A de telles liaisons d’âmes il n’est point d’autre épilogue que celui de la vie et de la mort. Dans les vingt dernières années de leur amitié fraternelle, George Sand et Poncy, Poncy et George Sand mirent en commun, simplement, leurs joies et leurs douleurs terrestres. Ils en eurent, l’un et l’autre, une part abondante, et qui, pour la douleur, passa chez Poncy l’ordinaire. A peine remise des émotions de 1852, George Sand, qui avait déjà vu sa fille ruinée, assistait maintenant, en témoin impuissant, aux tristes débats de Solange et de son mari autour de leur enfant, sa chère petite Nini. Elle voyait Solange, affolée essayer du Sacré-Cœur en désespoir de cause[1] ; elle espérait avec elle une vie nouvelle quand l’enfant fut rendue à sa mère ; elle retomba dans un abîme de douleurs lorsque Jeanne Clésinger leur fut subitement ravie, quelques semaines après. Elle cherchait, d’un crayon tâtonnant, à retracer les traits de sa fillette adorée, dont elle n’avait aucune image[2]. Accablée sous le poids du deuil, elle partait enfin pour l’Italie, afin de secouer sa torpeur mortelle. Une de ses consolations fut, en traversant Toulon, d’embrasser Poncy, Désirée et Solange. Six ans plus tard, relevant d’une fièvre typhoïde qui avait failli l’emporter, elle décida, pour achever sa convalescence, ce beau voyage vers la campagne toulonnaise qui remplit le printemps de l’année 1861, et d’où est sorti le roman de Tamaris. Là, elle eut la jouissance, dans sa plénitude, de cette chère amitié. Entre « Mer-Vive, » le chalet de Poncy, et Tamaris, où George Sand et Maurice avaient pris leurs quartiers, c’étaient des allées et venues perpétuelles.
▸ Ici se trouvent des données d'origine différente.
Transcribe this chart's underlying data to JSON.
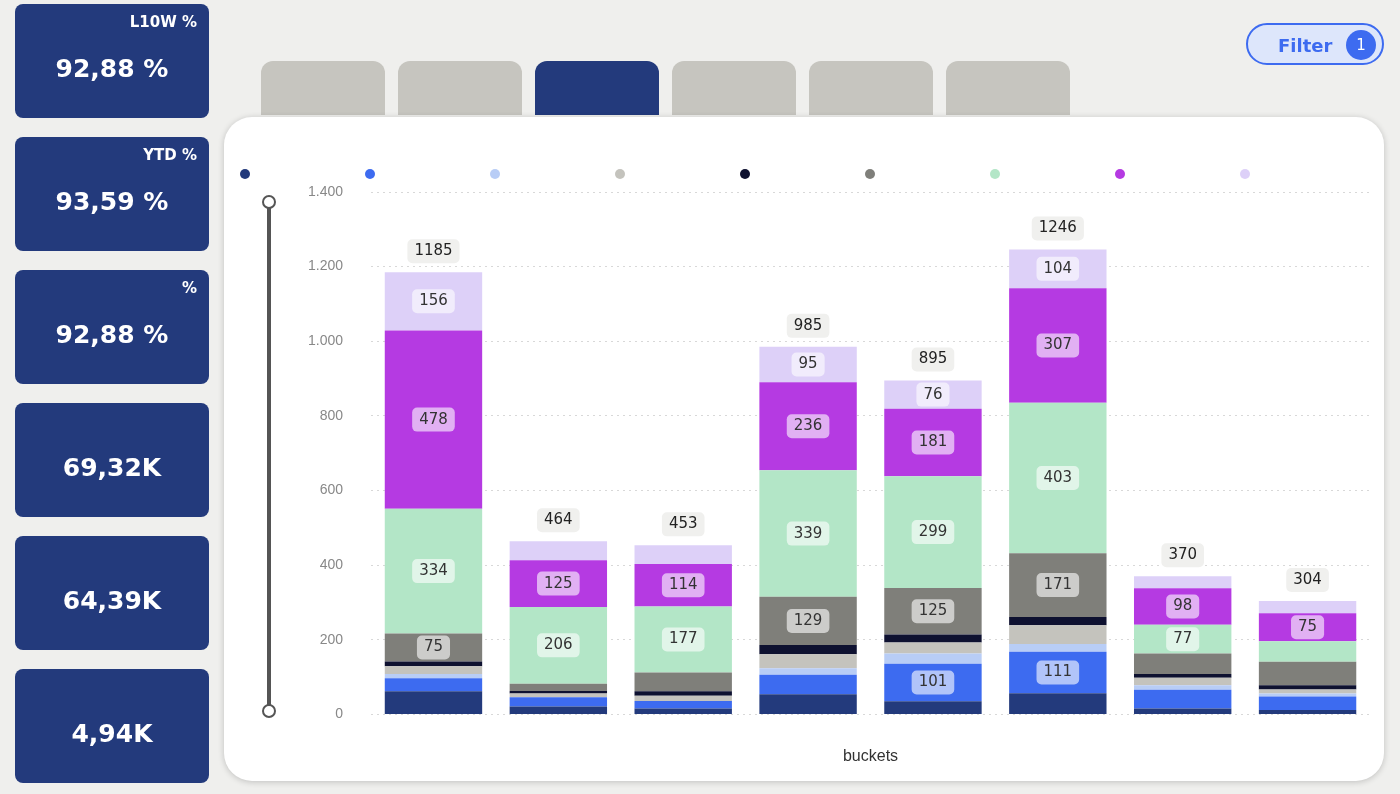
{
  "chart_data": [
    {
      "type": "other",
      "categories": [
        "L10W %",
        "YTD %",
        "%",
        null,
        null,
        null
      ],
      "value_labels": [
        "92,88 %",
        "93,59 %",
        "92,88 %",
        "69,32K",
        "64,39K",
        "4,94K"
      ]
    },
    {
      "type": "bar",
      "stacked": true,
      "xlabel": "buckets",
      "categories": [
        null,
        null,
        null,
        null,
        null,
        null,
        null,
        null
      ],
      "ylim": [
        0,
        1400
      ],
      "yticks": [
        0,
        200,
        400,
        600,
        800,
        {
          "value": 1000,
          "label": "1.000"
        },
        {
          "value": 1200,
          "label": "1.200"
        },
        {
          "value": 1400,
          "label": "1.400"
        }
      ],
      "grid": "y",
      "annotations": [
        "Filter",
        "1"
      ],
      "totals": [
        "1185",
        "464",
        "453",
        "985",
        "895",
        "1246",
        "370",
        "304"
      ],
      "series": [
        {
          "color": "#233a7c",
          "values": [
            62,
            21,
            16,
            54,
            35,
            57,
            16,
            12
          ]
        },
        {
          "color": "#3d6bf0",
          "values": [
            35,
            25,
            20,
            52,
            101,
            111,
            50,
            36
          ],
          "value_labels": [
            null,
            null,
            null,
            null,
            "101",
            "111",
            null,
            null
          ]
        },
        {
          "color": "#b8cdf6",
          "values": [
            11,
            null,
            null,
            18,
            27,
            21,
            12,
            8
          ]
        },
        {
          "color": "#c4c3bd",
          "values": [
            21,
            10,
            14,
            37,
            30,
            50,
            20,
            11
          ]
        },
        {
          "color": "#0e1130",
          "values": [
            13,
            7,
            12,
            25,
            21,
            22,
            10,
            11
          ]
        },
        {
          "color": "#7f7f7a",
          "values": [
            75,
            19,
            50,
            129,
            125,
            171,
            55,
            63
          ],
          "value_labels": [
            "75",
            null,
            null,
            "129",
            "125",
            "171",
            null,
            null
          ]
        },
        {
          "color": "#b3e6c7",
          "values": [
            334,
            206,
            177,
            339,
            299,
            403,
            77,
            55
          ],
          "value_labels": [
            "334",
            "206",
            "177",
            "339",
            "299",
            "403",
            "77",
            null
          ]
        },
        {
          "color": "#b53ae2",
          "values": [
            478,
            125,
            114,
            236,
            181,
            307,
            98,
            75
          ],
          "value_labels": [
            "478",
            "125",
            "114",
            "236",
            "181",
            "307",
            "98",
            "75"
          ]
        },
        {
          "color": "#ddd0f8",
          "values": [
            156,
            51,
            50,
            95,
            76,
            104,
            32,
            33
          ],
          "value_labels": [
            "156",
            null,
            null,
            "95",
            "76",
            "104",
            null,
            null
          ]
        }
      ]
    }
  ]
}
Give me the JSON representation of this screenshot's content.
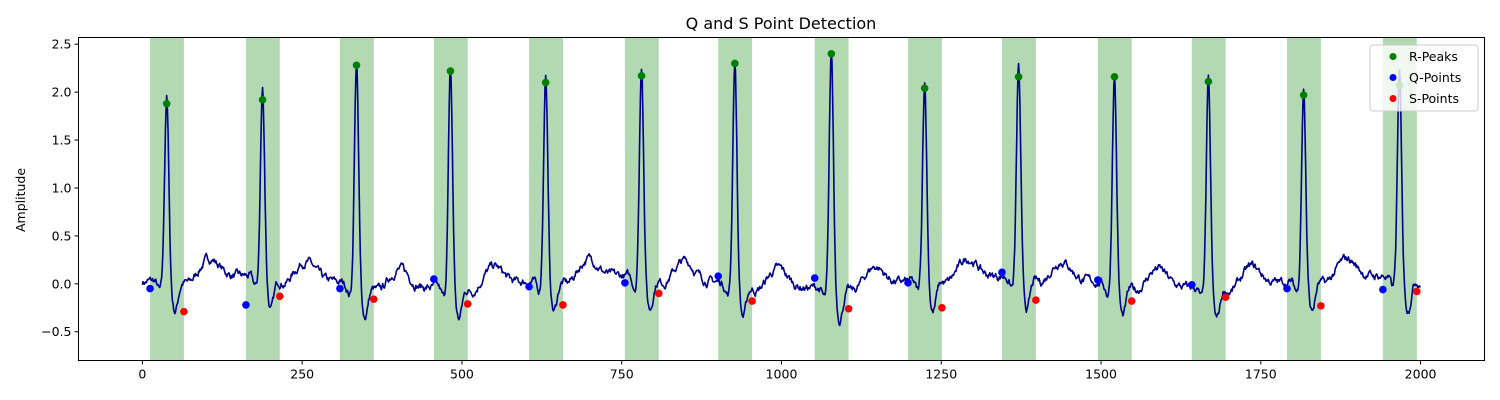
{
  "chart_data": {
    "type": "line",
    "title": "Q and S Point Detection",
    "xlabel": "",
    "ylabel": "Amplitude",
    "xlim": [
      -100,
      2100
    ],
    "ylim": [
      -0.8,
      2.57
    ],
    "xticks": [
      0,
      250,
      500,
      750,
      1000,
      1250,
      1500,
      1750,
      2000
    ],
    "yticks": [
      -0.5,
      0.0,
      0.5,
      1.0,
      1.5,
      2.0,
      2.5
    ],
    "xtick_labels": [
      "0",
      "250",
      "500",
      "750",
      "1000",
      "1250",
      "1500",
      "1750",
      "2000"
    ],
    "ytick_labels": [
      "−0.5",
      "0.0",
      "0.5",
      "1.0",
      "1.5",
      "2.0",
      "2.5"
    ],
    "grid": false,
    "legend_position": "top-right",
    "colors": {
      "signal": "#00008b",
      "r_peaks": "#008000",
      "q_points": "#0000ff",
      "s_points": "#ff0000",
      "window": "#008000"
    },
    "windows": [
      [
        12,
        65
      ],
      [
        162,
        215
      ],
      [
        309,
        362
      ],
      [
        456,
        509
      ],
      [
        605,
        658
      ],
      [
        755,
        808
      ],
      [
        901,
        954
      ],
      [
        1052,
        1105
      ],
      [
        1198,
        1251
      ],
      [
        1345,
        1398
      ],
      [
        1495,
        1548
      ],
      [
        1642,
        1695
      ],
      [
        1791,
        1844
      ],
      [
        1941,
        1994
      ]
    ],
    "r_peaks": {
      "x": [
        38,
        188,
        335,
        482,
        631,
        781,
        927,
        1078,
        1224,
        1371,
        1521,
        1668,
        1817,
        1967
      ],
      "y": [
        1.88,
        1.92,
        2.28,
        2.22,
        2.1,
        2.17,
        2.3,
        2.4,
        2.04,
        2.16,
        2.16,
        2.11,
        1.97,
        2.07
      ]
    },
    "q_points": {
      "x": [
        12,
        162,
        309,
        456,
        605,
        755,
        901,
        1052,
        1198,
        1345,
        1495,
        1642,
        1791,
        1941
      ],
      "y": [
        -0.05,
        -0.22,
        -0.05,
        0.05,
        -0.03,
        0.01,
        0.08,
        0.06,
        0.01,
        0.12,
        0.04,
        -0.01,
        -0.05,
        -0.06
      ]
    },
    "s_points": {
      "x": [
        65,
        215,
        362,
        509,
        658,
        808,
        954,
        1105,
        1251,
        1398,
        1548,
        1695,
        1844,
        1994
      ],
      "y": [
        -0.29,
        -0.13,
        -0.16,
        -0.21,
        -0.22,
        -0.1,
        -0.18,
        -0.26,
        -0.25,
        -0.17,
        -0.18,
        -0.14,
        -0.23,
        -0.08
      ]
    },
    "legend": [
      {
        "label": "R-Peaks",
        "color": "#008000"
      },
      {
        "label": "Q-Points",
        "color": "#0000ff"
      },
      {
        "label": "S-Points",
        "color": "#ff0000"
      }
    ]
  }
}
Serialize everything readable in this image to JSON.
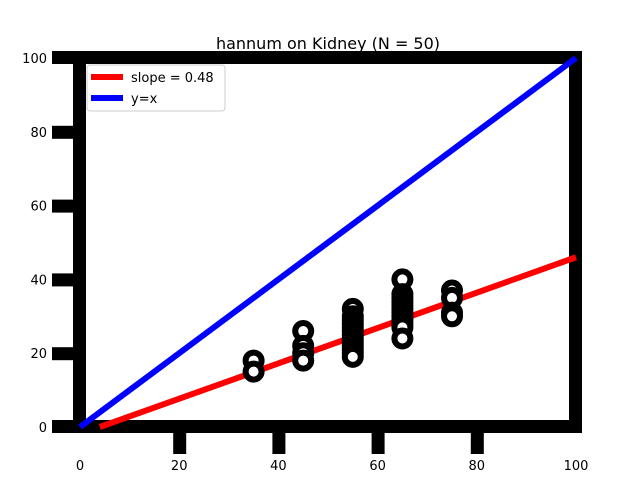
{
  "chart_data": {
    "type": "scatter",
    "title": "hannum on Kidney (N = 50)",
    "xlabel": "",
    "ylabel": "",
    "xlim": [
      0,
      100
    ],
    "ylim": [
      0,
      100
    ],
    "x_ticks": [
      0,
      20,
      40,
      60,
      80,
      100
    ],
    "y_ticks": [
      0,
      20,
      40,
      60,
      80,
      100
    ],
    "grid": false,
    "legend_position": "top-left",
    "legend": [
      {
        "label": "slope = 0.48",
        "color": "#ff0000"
      },
      {
        "label": "y=x",
        "color": "#0000ff"
      }
    ],
    "points": [
      {
        "x": 35,
        "y": 18
      },
      {
        "x": 35,
        "y": 15
      },
      {
        "x": 45,
        "y": 26
      },
      {
        "x": 45,
        "y": 22
      },
      {
        "x": 45,
        "y": 20
      },
      {
        "x": 45,
        "y": 18
      },
      {
        "x": 55,
        "y": 32
      },
      {
        "x": 55,
        "y": 30
      },
      {
        "x": 55,
        "y": 29
      },
      {
        "x": 55,
        "y": 28
      },
      {
        "x": 55,
        "y": 27
      },
      {
        "x": 55,
        "y": 26
      },
      {
        "x": 55,
        "y": 25
      },
      {
        "x": 55,
        "y": 24
      },
      {
        "x": 55,
        "y": 23
      },
      {
        "x": 55,
        "y": 22
      },
      {
        "x": 55,
        "y": 21
      },
      {
        "x": 55,
        "y": 20
      },
      {
        "x": 55,
        "y": 19
      },
      {
        "x": 65,
        "y": 40
      },
      {
        "x": 65,
        "y": 36
      },
      {
        "x": 65,
        "y": 35
      },
      {
        "x": 65,
        "y": 34
      },
      {
        "x": 65,
        "y": 33
      },
      {
        "x": 65,
        "y": 32
      },
      {
        "x": 65,
        "y": 31
      },
      {
        "x": 65,
        "y": 30
      },
      {
        "x": 65,
        "y": 29
      },
      {
        "x": 65,
        "y": 28
      },
      {
        "x": 65,
        "y": 27
      },
      {
        "x": 65,
        "y": 24
      },
      {
        "x": 75,
        "y": 37
      },
      {
        "x": 75,
        "y": 35
      },
      {
        "x": 75,
        "y": 31
      },
      {
        "x": 75,
        "y": 30
      }
    ],
    "lines": [
      {
        "name": "slope = 0.48",
        "color": "#ff0000",
        "x": [
          4,
          100
        ],
        "y": [
          0,
          46
        ]
      },
      {
        "name": "y=x",
        "color": "#0000ff",
        "x": [
          0,
          100
        ],
        "y": [
          0,
          100
        ]
      }
    ],
    "colors": {
      "frame": "#000000",
      "marker": "#000000",
      "marker_center": "#ffffff"
    }
  }
}
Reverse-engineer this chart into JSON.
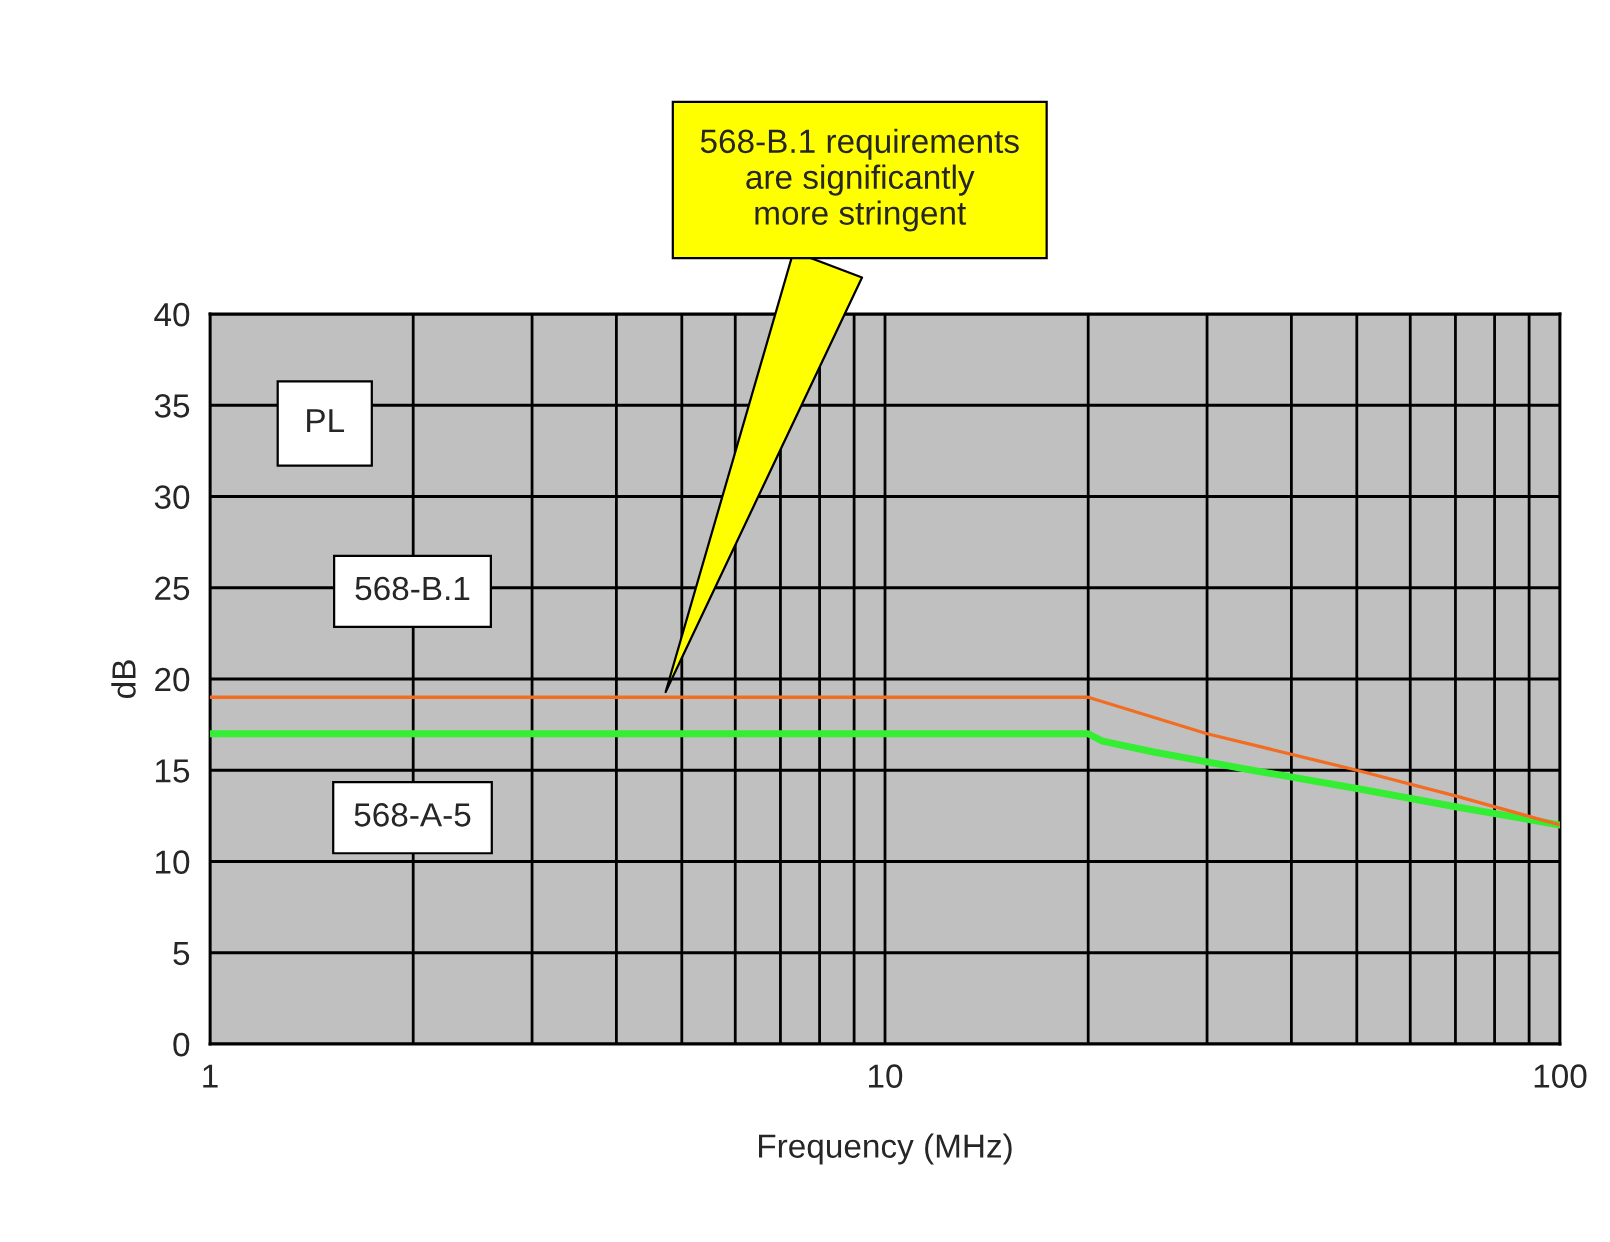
{
  "chart_data": {
    "type": "line",
    "xlabel": "Frequency (MHz)",
    "ylabel": "dB",
    "log": "x",
    "xlim": [
      1,
      100
    ],
    "xticks": [
      1,
      10,
      100
    ],
    "ylim": [
      0,
      40
    ],
    "yticks": [
      0,
      5,
      10,
      15,
      20,
      25,
      30,
      35,
      40
    ],
    "grid": true,
    "legend": false,
    "series": [
      {
        "name": "568-B.1",
        "color": "#f26d21",
        "x": [
          1,
          20,
          30,
          50,
          70,
          100
        ],
        "values": [
          19,
          19,
          17,
          15,
          13.6,
          12
        ]
      },
      {
        "name": "568-A-5",
        "color": "#33ee33",
        "x": [
          1,
          20,
          21,
          25,
          35,
          50,
          70,
          100
        ],
        "values": [
          17,
          17,
          16.6,
          16,
          15,
          14,
          13,
          12
        ]
      }
    ],
    "annotations": [
      "PL",
      {
        "text": "568-B.1 requirements\nare significantly\nmore stringent",
        "x": 4.7,
        "y": 19
      }
    ]
  }
}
Puis Maurice alla en Amérique, emmené par le prince Jérôme. Puis il revint, et se maria. La joie de cet

  1. Voyez George Sand et sa fille, p. 192, et les pénétrantes pages sur la Conversion de Solange Sand, dans le Figaro littéraire du 27 février 1909, par Sibyl Mérian.
  2. Elle ignorait sans doute qu’un charmant portrait-miniature de Nini se trouvait entre les mains de la fille de son ami Bourdet (Madame F. H. Bourdon). Ce portrait est encore inédit.